Offshore loading vessels have for many years employed drum winches to draw in and hold lines, particularly the long mooring lines used to anchor an offshore loading vessel to the sea bottom. As the depths where offshore loading vessels are used have increased, the drum winches used to draw in and store the mooring lines have been pushed toward their limits. This has occurred in two ways. First, the size of the winch permits it to hold between its end flanges only a certain number of wraps of a line having a given line diameter. This means that only a limited length of line can be accommodated before the winch simply becomes incapable of holding any further line that it may draw in. Second, as greater lengths of line are used and stored on the drum, the winch loses mechanical advantage and requires greater driving force in order to be turned. This need for greater driving force means greater wear and tear on motors, power trains, driving pinions and other components involved in turning the drum.

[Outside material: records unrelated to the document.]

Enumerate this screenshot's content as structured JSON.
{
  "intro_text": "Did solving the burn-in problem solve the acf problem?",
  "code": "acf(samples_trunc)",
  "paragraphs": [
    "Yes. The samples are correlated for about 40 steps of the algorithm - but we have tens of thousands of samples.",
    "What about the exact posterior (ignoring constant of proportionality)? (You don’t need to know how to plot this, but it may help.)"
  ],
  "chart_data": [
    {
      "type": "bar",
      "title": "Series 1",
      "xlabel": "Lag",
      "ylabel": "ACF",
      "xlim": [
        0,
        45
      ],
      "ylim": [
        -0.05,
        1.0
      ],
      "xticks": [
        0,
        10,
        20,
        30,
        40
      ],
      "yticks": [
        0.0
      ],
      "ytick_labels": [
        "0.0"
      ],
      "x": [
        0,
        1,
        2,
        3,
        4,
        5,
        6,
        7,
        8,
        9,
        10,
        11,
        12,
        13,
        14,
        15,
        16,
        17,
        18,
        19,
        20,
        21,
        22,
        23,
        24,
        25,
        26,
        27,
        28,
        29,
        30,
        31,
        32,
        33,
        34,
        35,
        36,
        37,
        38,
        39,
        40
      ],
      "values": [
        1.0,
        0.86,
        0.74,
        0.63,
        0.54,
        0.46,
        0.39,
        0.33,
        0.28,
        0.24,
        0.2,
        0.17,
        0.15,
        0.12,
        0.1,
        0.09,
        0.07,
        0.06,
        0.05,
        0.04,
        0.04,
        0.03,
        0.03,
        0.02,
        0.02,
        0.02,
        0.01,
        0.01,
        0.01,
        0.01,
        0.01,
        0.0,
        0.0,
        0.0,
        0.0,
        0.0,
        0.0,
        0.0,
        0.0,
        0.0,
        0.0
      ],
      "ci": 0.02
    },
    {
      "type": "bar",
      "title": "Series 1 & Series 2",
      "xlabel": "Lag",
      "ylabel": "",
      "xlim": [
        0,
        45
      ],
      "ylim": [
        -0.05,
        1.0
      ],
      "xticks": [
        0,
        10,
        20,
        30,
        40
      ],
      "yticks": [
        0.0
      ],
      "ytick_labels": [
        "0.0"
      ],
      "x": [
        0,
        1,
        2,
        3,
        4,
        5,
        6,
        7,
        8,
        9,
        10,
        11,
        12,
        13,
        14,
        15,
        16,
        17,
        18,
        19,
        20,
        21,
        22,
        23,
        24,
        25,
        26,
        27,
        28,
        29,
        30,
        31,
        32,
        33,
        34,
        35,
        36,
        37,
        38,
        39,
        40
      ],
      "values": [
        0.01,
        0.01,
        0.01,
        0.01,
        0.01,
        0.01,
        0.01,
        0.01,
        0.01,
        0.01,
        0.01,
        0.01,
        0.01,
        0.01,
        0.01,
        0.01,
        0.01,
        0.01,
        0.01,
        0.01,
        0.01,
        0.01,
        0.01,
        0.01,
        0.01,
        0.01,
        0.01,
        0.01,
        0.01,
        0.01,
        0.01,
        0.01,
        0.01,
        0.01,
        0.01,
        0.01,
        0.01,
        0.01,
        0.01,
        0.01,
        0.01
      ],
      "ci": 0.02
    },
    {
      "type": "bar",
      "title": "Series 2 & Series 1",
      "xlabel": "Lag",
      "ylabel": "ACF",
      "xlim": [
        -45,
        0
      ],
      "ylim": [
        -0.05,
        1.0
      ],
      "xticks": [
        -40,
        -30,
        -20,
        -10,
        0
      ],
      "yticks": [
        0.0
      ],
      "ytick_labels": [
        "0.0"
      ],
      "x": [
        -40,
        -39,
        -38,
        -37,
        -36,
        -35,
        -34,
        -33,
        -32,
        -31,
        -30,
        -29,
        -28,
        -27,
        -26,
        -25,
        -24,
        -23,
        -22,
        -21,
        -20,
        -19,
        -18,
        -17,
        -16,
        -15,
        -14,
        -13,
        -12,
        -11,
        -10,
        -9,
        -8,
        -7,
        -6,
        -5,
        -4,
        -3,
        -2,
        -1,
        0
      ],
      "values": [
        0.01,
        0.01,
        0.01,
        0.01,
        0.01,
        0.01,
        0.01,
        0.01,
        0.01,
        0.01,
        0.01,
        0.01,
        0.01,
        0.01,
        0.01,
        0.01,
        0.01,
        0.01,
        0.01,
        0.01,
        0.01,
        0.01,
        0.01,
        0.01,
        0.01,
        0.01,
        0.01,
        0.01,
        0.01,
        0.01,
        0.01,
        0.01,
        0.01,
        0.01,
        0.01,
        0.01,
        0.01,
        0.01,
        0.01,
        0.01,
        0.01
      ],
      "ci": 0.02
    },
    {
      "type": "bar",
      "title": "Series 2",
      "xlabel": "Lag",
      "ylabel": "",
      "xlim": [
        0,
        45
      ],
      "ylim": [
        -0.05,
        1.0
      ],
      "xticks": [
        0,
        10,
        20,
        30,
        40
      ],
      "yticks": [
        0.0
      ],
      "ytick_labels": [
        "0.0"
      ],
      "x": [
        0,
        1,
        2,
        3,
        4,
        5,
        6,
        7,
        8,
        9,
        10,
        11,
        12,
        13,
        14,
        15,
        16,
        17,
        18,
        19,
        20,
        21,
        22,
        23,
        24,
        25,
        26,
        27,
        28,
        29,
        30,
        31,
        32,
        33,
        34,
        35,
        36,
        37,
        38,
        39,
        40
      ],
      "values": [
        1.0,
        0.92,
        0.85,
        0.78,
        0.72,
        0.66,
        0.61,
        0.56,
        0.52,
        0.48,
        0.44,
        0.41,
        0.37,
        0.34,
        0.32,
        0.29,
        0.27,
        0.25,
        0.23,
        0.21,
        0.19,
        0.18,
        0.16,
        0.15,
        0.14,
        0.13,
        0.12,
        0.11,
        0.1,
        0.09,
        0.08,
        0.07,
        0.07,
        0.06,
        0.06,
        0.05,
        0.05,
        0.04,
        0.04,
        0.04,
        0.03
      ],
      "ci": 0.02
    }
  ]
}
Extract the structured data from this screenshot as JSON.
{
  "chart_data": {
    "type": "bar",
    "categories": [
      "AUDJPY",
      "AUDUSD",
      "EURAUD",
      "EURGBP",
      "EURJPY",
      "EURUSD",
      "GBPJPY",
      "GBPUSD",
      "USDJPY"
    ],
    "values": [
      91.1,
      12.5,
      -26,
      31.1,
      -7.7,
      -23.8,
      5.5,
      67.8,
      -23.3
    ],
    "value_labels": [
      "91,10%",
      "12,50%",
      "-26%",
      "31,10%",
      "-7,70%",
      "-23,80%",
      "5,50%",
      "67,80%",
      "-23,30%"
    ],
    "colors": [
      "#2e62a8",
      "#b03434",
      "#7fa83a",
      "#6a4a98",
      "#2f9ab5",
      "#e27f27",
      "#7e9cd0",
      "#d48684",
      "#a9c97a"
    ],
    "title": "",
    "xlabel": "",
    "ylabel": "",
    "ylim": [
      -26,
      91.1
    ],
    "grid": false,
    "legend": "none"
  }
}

It may also lead to breakdown.
Motors and other components can be upgraded. In certain situations, additional drive mechanisms can be added to upgrade existing drive mechanisms. All these solutions can involve one or more disadvantages. First, any changes in an existing drum mooring winch may result in throwing the original design out of balance and causing new problems. Also, it is normally quite expensive to move the entire offshore loading vessel to a shipyard or other such location for such work. Further, if the drum winch alone is to be brought to the shipyard, it must be taken out of service, removed from its mounting, transported, upgraded, transported back, remounted and restored to service. Finally, if the upgrading work is done out on the offshore loading vessel, this must often be done under harsh conditions and with the limited resources available on the offshore loading vessel for moving heavy equipment. Thus, complex and elaborate winch upgrading work poses difficulties. Moreover, the design of drum winches, even if upgraded with adequate power, is such that they will always have a capacity limit based on their size and the amount of line they can hold.
Traction winches are a known solution to the problem of line capacity, because they need only hold a few wraps of line, feeding the line drawn in to a take-up reel. However, traction winches have two drums and a take-up reel, a fundamentally different design. They cannot be directly substituted for a drum winch in most situations. Installing the two drums for a traction winch can lead to significant reworking of the mounting and driving structures, with all the disadvantages mentioned above encountered in replacement or upgrading of a drum winch. It may also require accommodations for the way line loads and various other forces present at the traction winch differ from the forces applied by the replaced winch drum.
It would be desirable to find an effective and less complicated way to upgrade a drum winch to provide increased mooring capability.